First of all, EM radiation is not matter. It doesn't have mass. So talking about "doing work" to get it moving is not really correct. If we can segue awkwardly into the quantum description of light for a brief moment, the so called particles of light (known as photons) are massless. It is a consequence of the special theory of relativity that massless particles must move at speed c. *Always.* They can never be slowed or stopped (unless they are destroyed). So that's another way of looking at it. From the "photon" perspective, light must always be on the move, because its individual constituents are massless particles.

This is going to be a brief digression from the topic of light, but I wanted to point out a possible physics misconception in your above quoted statement too. Even if we WERE dealing with matter, something that has mass (such as a spacecraft ), I should point out that Newton's Second Law (the conservation of momentum you're so fond of referring to), says that an object in motion will continue in motion in a straight line at a constant velocity in the absence of any external forces. So, assuming the spacecraft was moving to begin with, then NO additional work would be required to keep it moving.

2) Related to the above scenario, when EM radiation propagates through space, is there any efficiency loss as the energy travels? If you assume that it performs no work on its surroundings, then I would also guess you'd have to conclude that it is perfectly efficient in that no loss of energy occurs no matter what distance the radiation travels. This seems like quite an odd thing to me!

If it performs no work on its surroundings, then yes, there is no energy lost. However, in real life we don't have a perfect vacuum. There is dust etc in the interstellar medium. Light is capable of interacting with matter. Light can be absorbed by dust etc. Exactly what happens to EM waves when they encounter matter is complicated and I won't get into it here. Needless to say, the EM fields can "do work" on the atoms in the medium.

 

[Andy Resnick]

Howdy,

I'm no physicist, but I am a scientist by trade and some basic physics questions always bug me because I don't have any bases of understanding of the concepts. I apologize if these questions seem a bit abstract:

Suppose an event occurs that causes the emission of EM radiation (for example, a transition in an electron's energy state that causes a photon to be released to satisfy conservation of energy).

1) What is the driving force for the propagation of this energy? Is it simply by conservation of momentum that it will continue to propagate even in the absence of a medium? If you, by some convention, assign a momentum to any EM radiation to explain its propagation -- then don't you also have to say that work must be done to move the radiation through any distance in space?
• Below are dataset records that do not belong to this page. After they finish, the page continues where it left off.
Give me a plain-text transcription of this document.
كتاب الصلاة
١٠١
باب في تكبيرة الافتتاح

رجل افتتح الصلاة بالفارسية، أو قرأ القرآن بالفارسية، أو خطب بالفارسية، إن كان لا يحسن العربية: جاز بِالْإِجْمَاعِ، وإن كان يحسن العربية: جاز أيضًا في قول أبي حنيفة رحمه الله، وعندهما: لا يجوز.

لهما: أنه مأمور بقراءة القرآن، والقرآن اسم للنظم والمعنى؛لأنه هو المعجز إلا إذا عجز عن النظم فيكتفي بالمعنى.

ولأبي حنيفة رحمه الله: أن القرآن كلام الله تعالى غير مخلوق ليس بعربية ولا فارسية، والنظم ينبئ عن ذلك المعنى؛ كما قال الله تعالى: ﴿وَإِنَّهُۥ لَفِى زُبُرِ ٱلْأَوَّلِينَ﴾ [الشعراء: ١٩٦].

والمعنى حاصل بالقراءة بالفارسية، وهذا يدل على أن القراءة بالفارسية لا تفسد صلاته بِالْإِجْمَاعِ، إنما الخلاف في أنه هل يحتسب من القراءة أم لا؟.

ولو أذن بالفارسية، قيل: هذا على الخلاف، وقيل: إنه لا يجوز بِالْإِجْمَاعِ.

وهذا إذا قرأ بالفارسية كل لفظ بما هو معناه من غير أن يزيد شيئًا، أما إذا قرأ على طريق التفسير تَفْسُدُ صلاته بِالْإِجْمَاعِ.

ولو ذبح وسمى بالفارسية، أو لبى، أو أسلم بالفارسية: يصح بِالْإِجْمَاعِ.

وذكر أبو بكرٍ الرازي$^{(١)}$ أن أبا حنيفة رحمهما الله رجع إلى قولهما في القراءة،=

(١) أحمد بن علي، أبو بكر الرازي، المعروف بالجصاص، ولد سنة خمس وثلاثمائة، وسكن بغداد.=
2) Related to the above scenario, when EM radiation propagates through space, is there any efficiency loss as the energy travels? If you assume that it performs no work on its surroundings, then I would also guess you'd have to conclude that it is perfectly efficient in that no loss of energy occurs no matter what distance the radiation travels. This seems like quite an odd thing to me!

Interesting questions, to be sure. Yes, radiation does carry energy and momentum. But, when light travels through a *lossless* medium, there is no dissipative process to decrease the energy (intensity) or change the momentum (wavevector). When losses exist, some energy is lost from the radiation as transferred to the medium (i.e. absorption) or lost in other ways (incoherent scattering).

Radiometry is the thermodynamic basis for electromagnetic waves. Radiometry makes some very odd predictions, one of which is that the spectrum of highly coherent light will change during propagation. I don't fully understand why this is so, but the results are well-documented.